Paying Health Insurance Premium In Cash
Tax deduction under Sec 80 (D) allows an individual to lower the taxable income by Rs 25,000 (for non-senior citizens). This deduction can be claimed for Health Insurance premiums paid for self, spouse, children and parents but only if the premium is paid through a non-cash mode such as Cheque, online etc. In the last-minute rush, people often make the mistake of paying through cash and so end up paying higher tax despite buying ahealth policy. This should be avoided to avail the benefit under Sec 80 (D).
Documents Not In Order
You should keep all your documents in order so that you don’t miss on mentioning important financial transactions, which are eligible for tax benefit. At the time of filing the ITR you may need these document, and thereafter such documents can be used as a proof if a clarification is sought. While filing ITR you may need documents such as PAN and Aadhaar card details, statement of all your bank accounts, TDS certificate, form 16, pension certificate, salary slips, rent agreement, rent receipts, travel related bills, interest earned from bank accounts and investments etc.
Investing In Non-Tax Saving Instruments
Your Investment should not be based on hearsay. If your investment goal is to earn good returns as well as save tax, then you must be well versed about the instruments you are investing in. It is wise to consult your tax advisor for an appropriate instrument, depending on your requirements.

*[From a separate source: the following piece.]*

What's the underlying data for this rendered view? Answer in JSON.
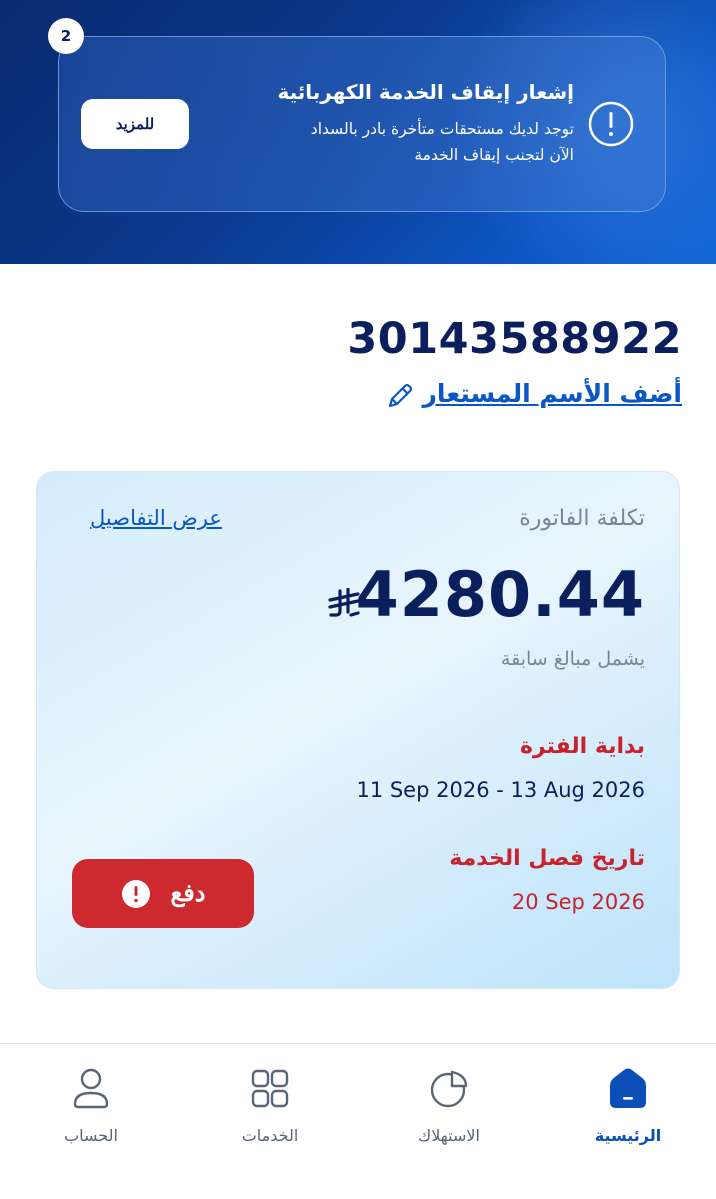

For example, ELSS wins as a tax saving bet over an investment in SIP in equity fund.
Waiting For Tax Saving Investment Till Last Minute
Some people do not plan tax saving in advance and invest in any available tax saving instrument in the last minute. This may result in selection of inefficient tax saving product along with putting a financial burden to arrange funds. You should plan and invest money to save tax from the beginning of the financial year. It gives you flexibility and also better options to select appropriate tax saving products.
Tax Saving Not In Sync With Financial Planning
Tax saving steps must be taken in sync with financial planning. For example, you require a fund to accomplish a financial goal after 3 years, but you overlook this requirement and invest money in PPF or NPS to save tax, which carry a longer lock-in period. So, you should consider liquidity, return, risk and other aspects in sync with your financial objectives before you make a decision to invest and save tax.
You must focus on tax saving options at regular intervalsand avoid considering it as one-time process. Try to file the tax well before the last date to avoid penalty and do not hesitate to consult with your tax consultant if you have any confusion.